Littlewood R, Lipsedge M
Psychol Med. 1981 May;11(2):289-302. doi: 10.1017/s0033291700052119.
Various studies have shown: (i) increased rates of psychoses in immigrants to Britain, and a particularly high rate of schizophrenia in the West Indian- and West African-born; and (ii) a greater proportion of atypical psychoses in immigrants. A retrospective study of psychotic inpatients from a London psychiatric unit demonstrated increased rates of schizophrenia in patients from the Caribbean and West Africa. These patients included a high proportion of those with paranoid and religious phenomenology, those with frequent changes of diagnosis, formal admissions, and married women. The West Indian-born had been in Britain for nearly 10 years before first seeing a psychiatrist and, if they had an illness with religious symptomatology, were likely to have been in hospital for only 3 weeks. Rates of schizophrenia without paranoid phenomenology were similar in each ethnic group. It is suggested that the increase in the diagnosis of schizophrenia in the West Indian-born, and possibly in the West African-born, may be due in part to the occurrence of acute psychotic reactions which are diagnosed as schizophrenia.

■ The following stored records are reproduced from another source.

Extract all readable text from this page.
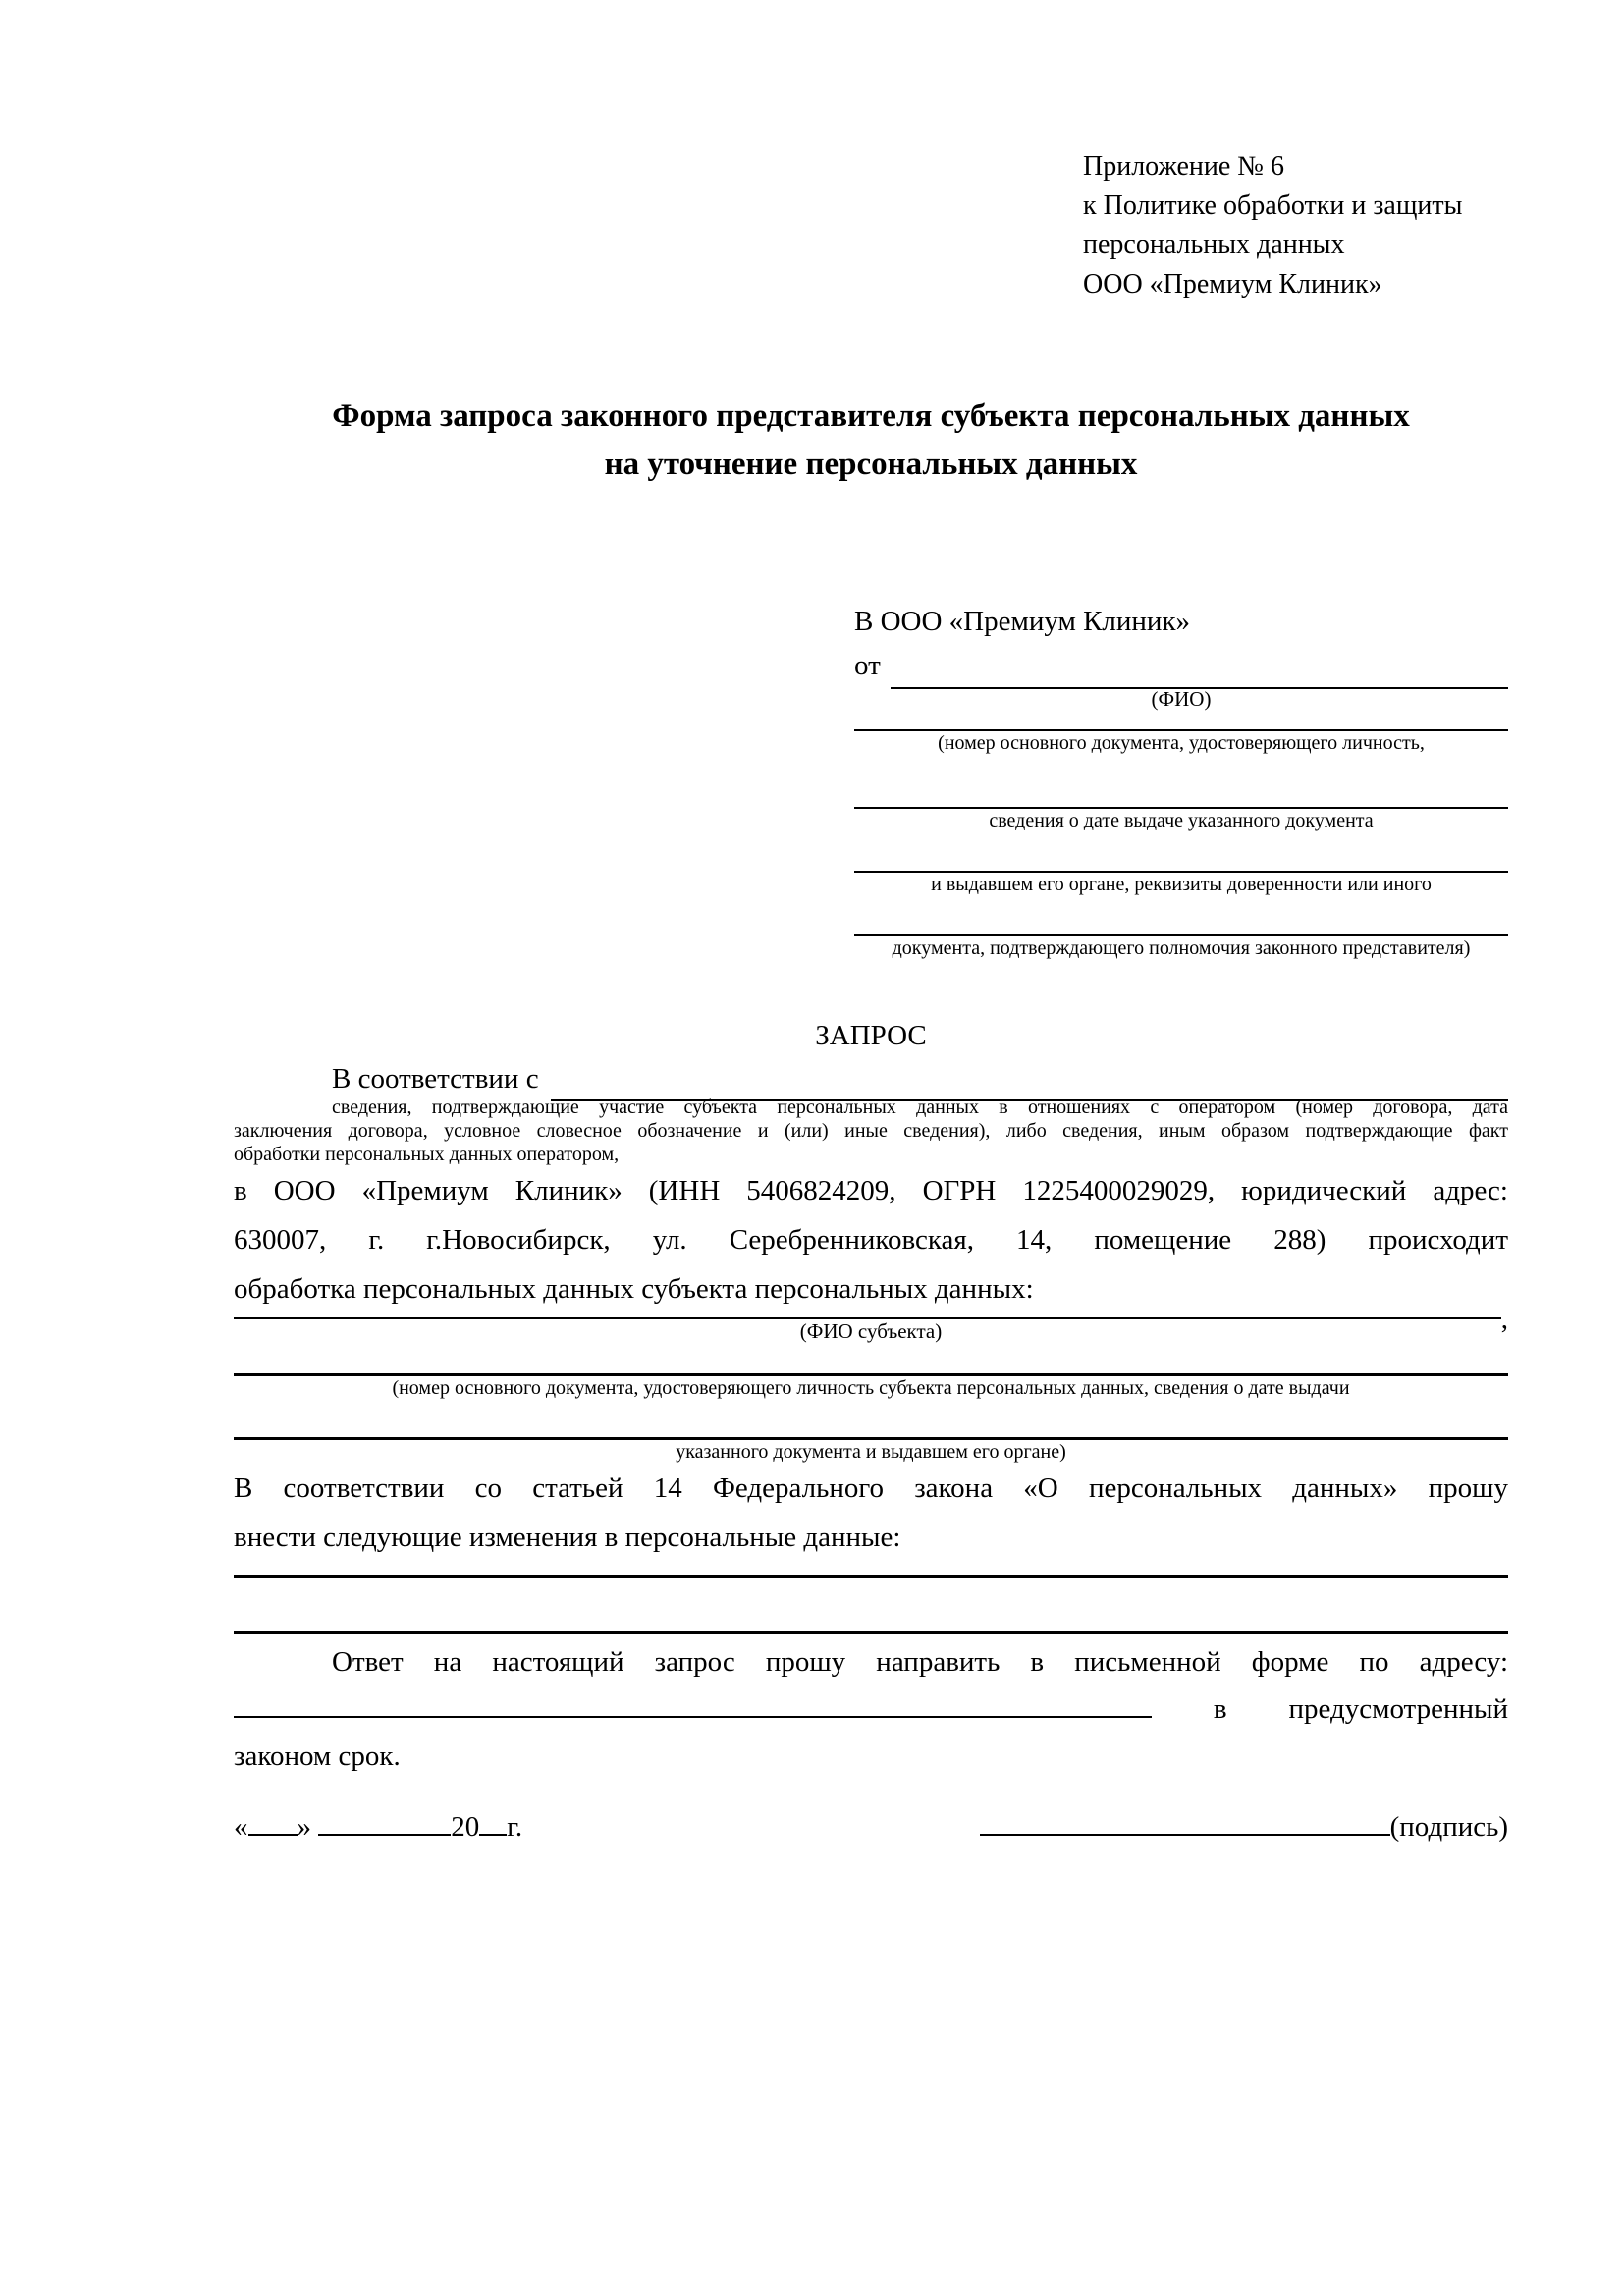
Приложение № 6
к Политике обработки и защиты
персональных данных
ООО «Премиум Клиник»
Форма запроса законного представителя субъекта персональных данных
на уточнение персональных данных
В ООО «Премиум Клиник»
от

(ФИО)
(номер основного документа, удостоверяющего личность,
сведения о дате выдаче указанного документа
и выдавшем его органе, реквизиты доверенности или иного
документа, подтверждающего полномочия законного представителя)
ЗАПРОС
В соответствии с

сведения, подтверждающие участие субъекта персональных данных в отношениях с оператором (номер договора, дата
заключения договора, условное словесное обозначение и (или) иные сведения), либо сведения, иным образом подтверждающие факт
обработки персональных данных оператором,
в ООО «Премиум Клиник» (ИНН 5406824209, ОГРН 1225400029029, юридический адрес:
630007, г. г.Новосибирск, ул. Серебренниковская, 14, помещение 288) происходит
обработка персональных данных субъекта персональных данных:
,
(ФИО субъекта)
(номер основного документа, удостоверяющего личность субъекта персональных данных, сведения о дате выдачи
указанного документа и выдавшем его органе)
В соответствии со статьей 14 Федерального закона «О персональных данных» прошу
внести следующие изменения в персональные данные:
Ответ на настоящий запрос прошу направить в письменной форме по адресу:
в предусмотренный
законом срок.
« »	20 г.	(подпись)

(i)移民到英国的人群中精神病发病率上升,在西印度和西非出生的人群中精神分裂症发病率尤其高;(ii)移民中不典型精神病的比例更高。一项对伦敦一家精神病科住院精神病患者的回顾性研究表明,来自加勒比地区和西非的患者中精神分裂症发病率上升。这些患者中很大一部分具有偏执和宗教现象学特征,诊断频繁变化,有正式入院记录,且已婚女性居多。在西印度出生的人在首次看精神科医生之前已在英国生活了近10年,而且如果他们患有伴有宗教症状的疾病,住院时间可能仅为3周。各民族中无偏执现象学特征的精神分裂症发病率相似。有人认为,在西印度出生的人以及可能在西非出生的人中精神分裂症诊断增加,部分原因可能是出现了被诊断为精神分裂症的急性精神病反应。